Tuesday, June 14, 2011

Mary Pickford and the Nickelodeon

Seventeen-year old Mary Pickford believed that nice people didn't go to nickelodeons. In 1909 there were thousands of these makeshift theatres in America, showing the latest rage -- motion pictures -- and they were often housed in converted storefronts, the plate glass windows covered over. Most stage actors like Mary, considered moving pictures, or "the flickers" as they were often called, beneath them.

 Nickelodeons were so called because the price of admission was usually a nickel. For that price, one might see three reels of motion picture film and an illustrated song. Tickets for a Broadway show or vaudeville were expensive, out of reach of most of the working poor. But nickelodeons were affordable.
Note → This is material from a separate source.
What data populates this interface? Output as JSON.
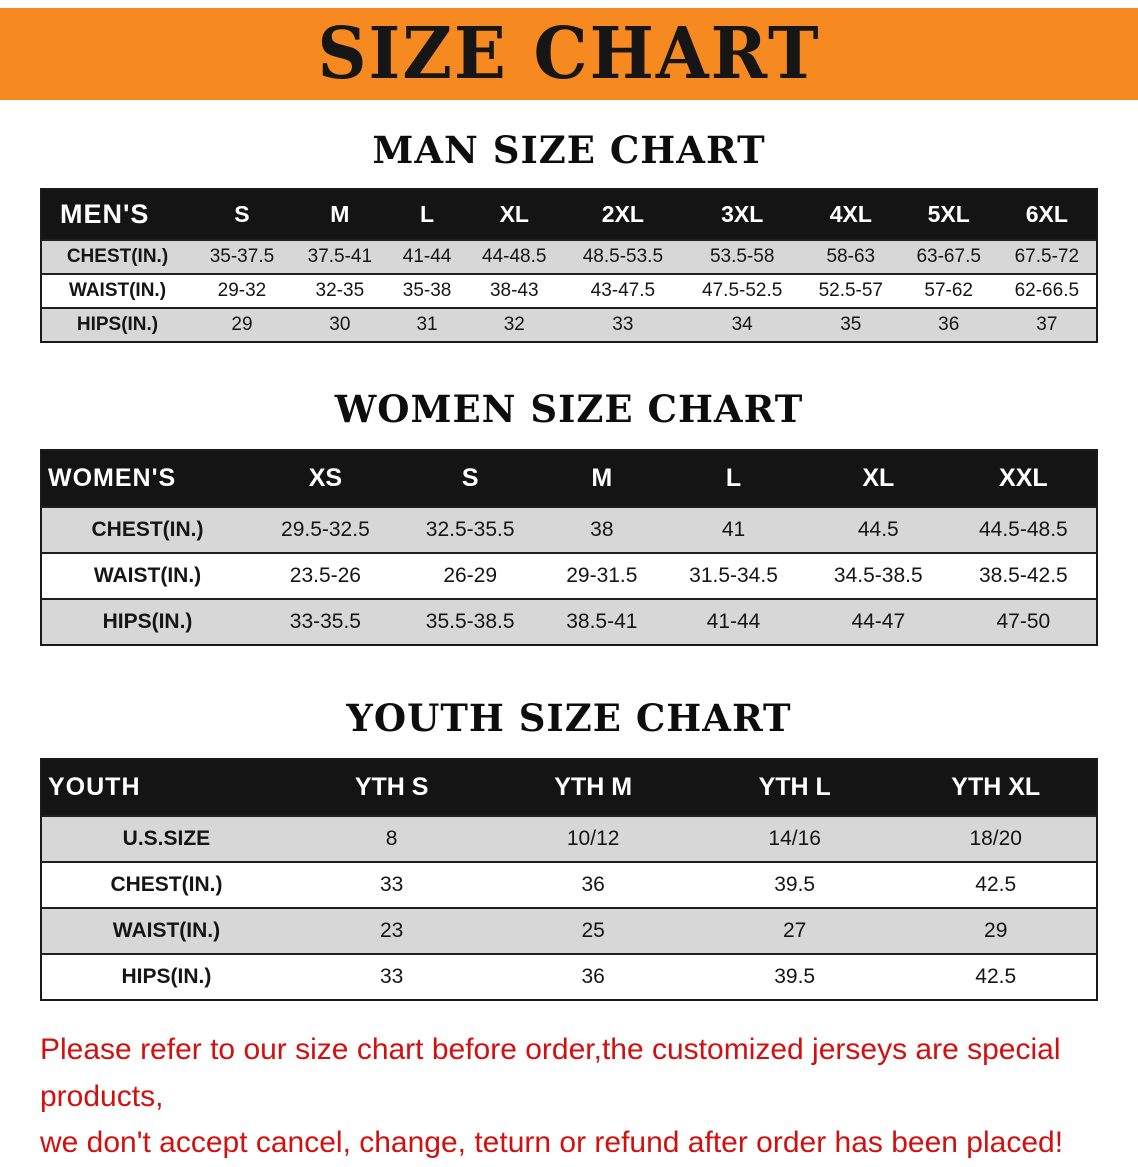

Often located in downtown neighbourhoods, nickelodeons were potential fire traps, cramped and fetid, the seating a collection of rickety old chairs. A piano player or violinist would be seated at the front next to the screen (usually a white sheet hung up) to provide musical accompaniment to match the action in the silent film.

The stock stage companies of which Mary had been a part and which had provided her and her family with a living, shut down for the summer months because the theatres got too hot. But the voracious appetite for motion pictures created by the nickelodeons meant the film studios were busy year round.

And Mary Pickford was looking for work.